Guy Warren in front of his portrait by Peter Wegner, at the Art Gallery of New South Wales in Sydney, June 2021.
Guy Warren in front of his portrait by Peter Wegner, at the Art Gallery of New South Wales in Sydney, June 2021. Photograph: Bianca de Marchi/AAP

At a dinner party in 1985, the Australian artist Guy Warren, who has died aged 103, was asked by a fellow guest whether he had ever entered his work for the Archibald prize, Australia’s premier portrait award. “Oh God no,” he replied. “Nobody goes in for that. The trustees wouldn’t know a good painting if it fell on them.”

His friend and host, the sculptor Bert Flugelman (“He may have had one more glass of red than me,” Warren recalled in an interview for the University of Wollongong Library in 2017) issued a challenge. The two men would paint each other and enter the results for the Archibald. Warren’s picture, called Flugelman With Wingman, won. “For once the judges made an incredibly perceptive and intelligent decision,” Warren deadpanned. “Good for them.” With the prize money, Warren could finally afford to paint full time, at the age of 64.

It was nearly 40 years since he had graduated from the East Sydney Technical College (now the National Art School), under a scheme for demobbed veterans. From 1941 to 1946, Warren had served in the Australian army, partly in New Guinea. While there, he met Joyce Carney, an Englishwoman working as a secretary to an officer. In 1950, shortly after Warren’s graduation, he and Carney, known as Joy, married and moved to London. They would stay for eight years, and their two children, Paul and Joanna, were born in the UK.

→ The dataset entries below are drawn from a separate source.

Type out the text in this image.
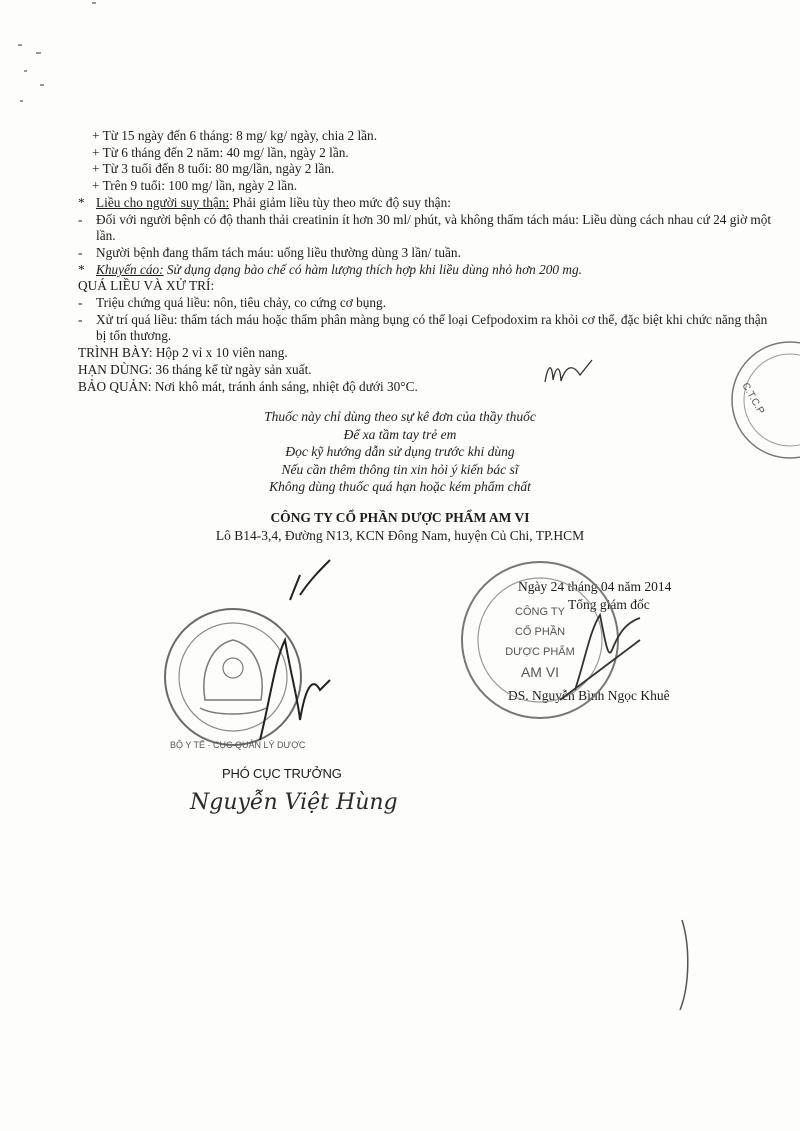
+ Từ 15 ngày đến 6 tháng: 8 mg/ kg/ ngày, chia 2 lần.
+ Từ 6 tháng đến 2 năm: 40 mg/ lần, ngày 2 lần.
+ Từ 3 tuổi đến 8 tuổi: 80 mg/lần, ngày 2 lần.
+ Trên 9 tuổi: 100 mg/ lần, ngày 2 lần.
* Liều cho người suy thận: Phải giảm liều tùy theo mức độ suy thận:
-	Đối với người bệnh có độ thanh thải creatinin ít hơn 30 ml/ phút, và không thẩm tách máu: Liều dùng cách nhau cứ 24 giờ một lần.
-	Người bệnh đang thẩm tách máu: uống liều thường dùng 3 lần/ tuần.
* Khuyến cáo: Sử dụng dạng bào chế có hàm lượng thích hợp khi liều dùng nhỏ hơn 200 mg.
QUÁ LIỀU VÀ XỬ TRÍ:
-	Triệu chứng quá liều: nôn, tiêu chảy, co cứng cơ bụng.
-	Xử trí quá liều: thẩm tách máu hoặc thẩm phân màng bụng có thể loại Cefpodoxim ra khỏi cơ thể, đặc biệt khi chức năng thận bị tổn thương.
TRÌNH BÀY: Hộp 2 vỉ x 10 viên nang.
HẠN DÙNG: 36 tháng kể từ ngày sản xuất.
BẢO QUẢN: Nơi khô mát, tránh ánh sáng, nhiệt độ dưới 30°C.
Thuốc này chỉ dùng theo sự kê đơn của thầy thuốc
Để xa tầm tay trẻ em
Đọc kỹ hướng dẫn sử dụng trước khi dùng
Nếu cần thêm thông tin xin hỏi ý kiến bác sĩ
Không dùng thuốc quá hạn hoặc kém phẩm chất
CÔNG TY CỔ PHẦN DƯỢC PHẨM AM VI
Lô B14-3,4, Đường N13, KCN Đông Nam, huyện Củ Chi, TP.HCM
Ngày 24 tháng 04 năm 2014
Tổng giám đốc
DS. Nguyễn Bình Ngọc Khuê
PHÓ CỤC TRƯỞNG
Nguyễn Việt Hùng
C.T.C.P
BỘ Y TẾ · CỤC QUẢN LÝ DƯỢC
CÔNG TY
CỔ PHẦN
DƯỢC PHẨM
AM VI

The trouble, as far as Warren was concerned, was that he found England visually dull. “I didn’t know what I wanted to paint,” he said, “but I knew I didn’t want to paint London.” Likewise the landscape, which he considered “very beautiful but like a bloody big park”. In desperation, he began to make pictures from his memories of New Guinea, “a very peculiar thing to do in the middle of London”.

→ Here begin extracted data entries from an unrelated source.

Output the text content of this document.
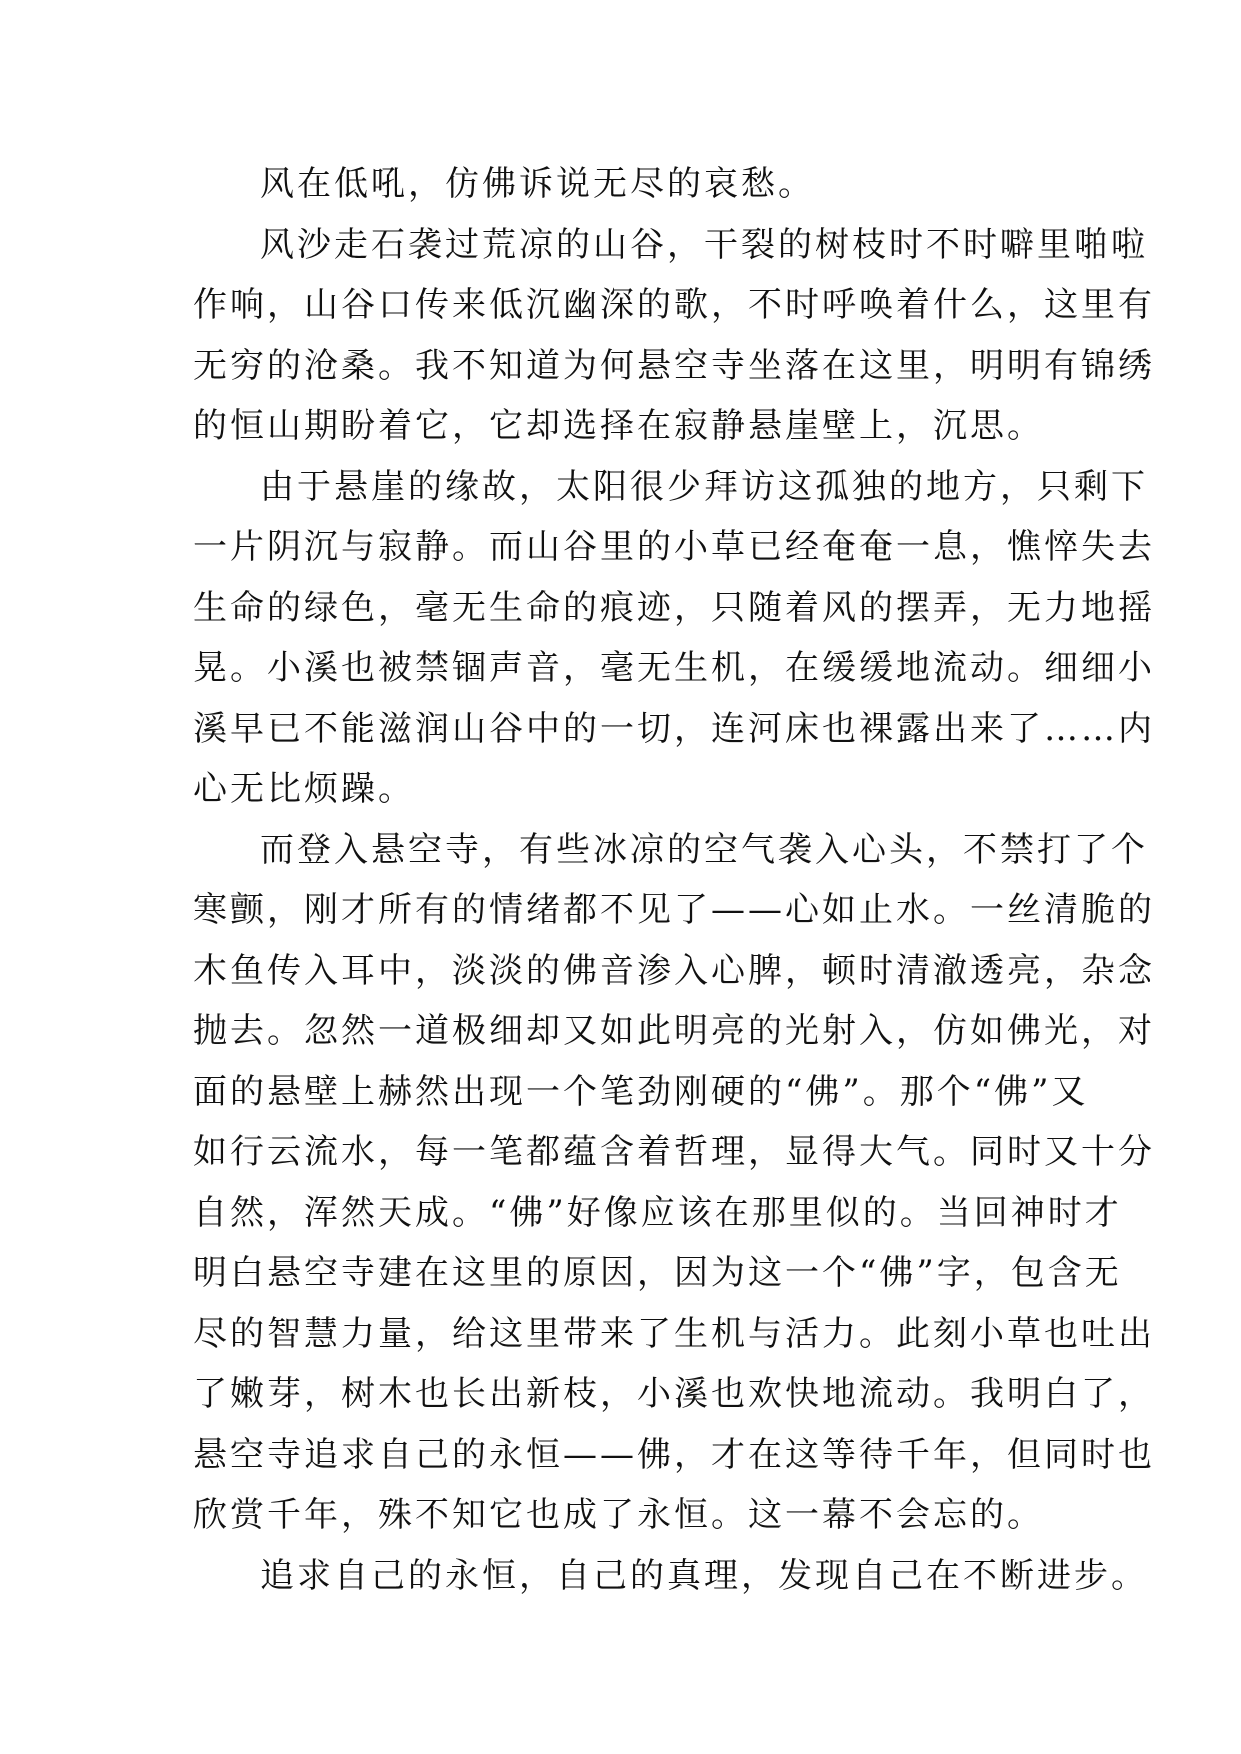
风在低吼，仿佛诉说无尽的哀愁。

风沙走石袭过荒凉的山谷，干裂的树枝时不时噼里啪啦

作响，山谷口传来低沉幽深的歌，不时呼唤着什么，这里有

无穷的沧桑。我不知道为何悬空寺坐落在这里，明明有锦绣

的恒山期盼着它，它却选择在寂静悬崖壁上，沉思。

由于悬崖的缘故，太阳很少拜访这孤独的地方，只剩下

一片阴沉与寂静。而山谷里的小草已经奄奄一息，憔悴失去

生命的绿色，毫无生命的痕迹，只随着风的摆弄，无力地摇

晃。小溪也被禁锢声音，毫无生机，在缓缓地流动。细细小

溪早已不能滋润山谷中的一切，连河床也裸露出来了……内

心无比烦躁。

而登入悬空寺，有些冰凉的空气袭入心头，不禁打了个

寒颤，刚才所有的情绪都不见了——心如止水。一丝清脆的

木鱼传入耳中，淡淡的佛音渗入心脾，顿时清澈透亮，杂念

抛去。忽然一道极细却又如此明亮的光射入，仿如佛光，对

面的悬壁上赫然出现一个笔劲刚硬的“佛”。那个“佛”又

如行云流水，每一笔都蕴含着哲理，显得大气。同时又十分

自然，浑然天成。“佛”好像应该在那里似的。当回神时才

明白悬空寺建在这里的原因，因为这一个“佛”字，包含无

尽的智慧力量，给这里带来了生机与活力。此刻小草也吐出

了嫩芽，树木也长出新枝，小溪也欢快地流动。我明白了，

悬空寺追求自己的永恒——佛，才在这等待千年，但同时也

欣赏千年，殊不知它也成了永恒。这一幕不会忘的。

追求自己的永恒，自己的真理，发现自己在不断进步。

It was towards the end of his stay that he saw a television documentary about an annual festival of Papuan dancing “by some bloke who had been to the highlands of New Guinea”. Warren wrote to the BBC and asked for still photographs from the show. A few days later, the bloke telephoned. “He said he made the film,” Warren recalled, “and that his name was David Attenborough. He invited me over for a drink and lent me a whole stack of photographs.” Images from those were to recur in Warren’s work for seven decades. “They haven’t ceased, really,” Warren said in a National Art School interview in 2021, when he was 100. “Here are some drawings from them I did a few weeks ago.”

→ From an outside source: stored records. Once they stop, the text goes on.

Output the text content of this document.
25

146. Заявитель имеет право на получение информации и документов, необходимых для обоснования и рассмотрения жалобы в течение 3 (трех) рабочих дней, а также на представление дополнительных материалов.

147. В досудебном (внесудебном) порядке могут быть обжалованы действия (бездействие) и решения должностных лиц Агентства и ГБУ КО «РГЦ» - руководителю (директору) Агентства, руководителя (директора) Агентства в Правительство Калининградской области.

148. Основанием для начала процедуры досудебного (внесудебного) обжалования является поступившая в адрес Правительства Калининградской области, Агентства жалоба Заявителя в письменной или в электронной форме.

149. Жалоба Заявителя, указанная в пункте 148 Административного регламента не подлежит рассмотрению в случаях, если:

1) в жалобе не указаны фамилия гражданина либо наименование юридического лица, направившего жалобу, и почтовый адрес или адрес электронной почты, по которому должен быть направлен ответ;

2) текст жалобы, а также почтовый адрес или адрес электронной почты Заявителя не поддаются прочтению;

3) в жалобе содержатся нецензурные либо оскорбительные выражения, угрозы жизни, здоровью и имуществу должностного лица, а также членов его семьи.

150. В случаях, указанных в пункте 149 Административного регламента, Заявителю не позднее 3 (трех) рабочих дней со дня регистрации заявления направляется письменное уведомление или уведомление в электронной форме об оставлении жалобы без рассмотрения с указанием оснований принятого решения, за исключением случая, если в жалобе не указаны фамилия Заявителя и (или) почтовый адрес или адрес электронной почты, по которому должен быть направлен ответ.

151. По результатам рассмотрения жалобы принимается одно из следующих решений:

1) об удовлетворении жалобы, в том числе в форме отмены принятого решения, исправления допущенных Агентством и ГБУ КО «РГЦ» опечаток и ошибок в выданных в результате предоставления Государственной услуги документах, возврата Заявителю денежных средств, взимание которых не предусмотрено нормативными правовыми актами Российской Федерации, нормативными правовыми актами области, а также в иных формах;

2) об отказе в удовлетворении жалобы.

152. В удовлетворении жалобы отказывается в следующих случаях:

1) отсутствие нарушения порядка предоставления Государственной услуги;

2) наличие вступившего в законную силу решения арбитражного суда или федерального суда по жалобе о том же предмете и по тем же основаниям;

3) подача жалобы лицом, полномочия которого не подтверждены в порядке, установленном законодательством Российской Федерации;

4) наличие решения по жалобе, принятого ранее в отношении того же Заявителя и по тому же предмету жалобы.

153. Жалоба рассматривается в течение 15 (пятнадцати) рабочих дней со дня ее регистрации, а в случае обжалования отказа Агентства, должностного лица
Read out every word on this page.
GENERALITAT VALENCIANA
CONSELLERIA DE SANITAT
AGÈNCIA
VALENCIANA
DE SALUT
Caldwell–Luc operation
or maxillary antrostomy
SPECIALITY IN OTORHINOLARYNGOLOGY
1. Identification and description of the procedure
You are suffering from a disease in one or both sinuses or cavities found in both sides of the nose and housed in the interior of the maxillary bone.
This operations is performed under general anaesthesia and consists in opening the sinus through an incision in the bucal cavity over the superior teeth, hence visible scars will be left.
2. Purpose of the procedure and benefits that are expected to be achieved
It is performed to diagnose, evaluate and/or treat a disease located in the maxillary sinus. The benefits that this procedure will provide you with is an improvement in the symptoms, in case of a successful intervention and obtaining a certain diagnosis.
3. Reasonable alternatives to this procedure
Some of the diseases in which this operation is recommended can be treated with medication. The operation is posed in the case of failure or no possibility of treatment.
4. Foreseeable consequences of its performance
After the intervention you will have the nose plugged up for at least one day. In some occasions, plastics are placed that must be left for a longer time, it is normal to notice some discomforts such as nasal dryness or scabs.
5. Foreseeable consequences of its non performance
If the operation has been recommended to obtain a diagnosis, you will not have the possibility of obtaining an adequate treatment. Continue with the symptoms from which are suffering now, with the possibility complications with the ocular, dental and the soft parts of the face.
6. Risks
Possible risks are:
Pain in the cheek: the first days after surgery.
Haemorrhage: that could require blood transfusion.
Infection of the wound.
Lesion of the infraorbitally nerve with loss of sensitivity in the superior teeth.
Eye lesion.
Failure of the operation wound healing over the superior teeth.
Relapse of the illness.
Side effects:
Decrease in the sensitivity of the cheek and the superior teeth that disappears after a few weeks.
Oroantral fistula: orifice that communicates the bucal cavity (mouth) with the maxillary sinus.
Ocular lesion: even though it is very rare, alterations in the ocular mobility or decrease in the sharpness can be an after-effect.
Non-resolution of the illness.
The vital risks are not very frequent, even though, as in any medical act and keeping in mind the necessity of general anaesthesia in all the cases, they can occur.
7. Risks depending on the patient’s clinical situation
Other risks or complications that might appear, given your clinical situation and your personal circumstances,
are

By this time, Warren was among the most eminent living Australian artists, the recipient of honours including, in 1999, the medal of the Order of Australia, and in 2014, membership of the order. As well as painting, he had had a distinguished career as a teacher, helping to set up the groundbreaking Tin Sheds Arts Workshop at the University of Sydney, and acting as its director, 1973-76.

None of this had come easily. Born in Goulburn in rural New South Wales – “Cold as buggery in winter, hot as hell in summer” – he was the son of Leonard, a pianist, and Edith (nee Wilkie), a violinist. Warren’s father played the accompaniment to silent films in the local cinema. When the boy was 11, double disaster struck. Australia was hit by the worldwide economic depression, and talking pictures arrived from America. Leonard Warren, unemployed, took his family to Sydney. “It seemed like every street corner had an out-of-work muso busking to earn a pittance,” his son was to recall. “Poor devils. My parents really struggled after that.”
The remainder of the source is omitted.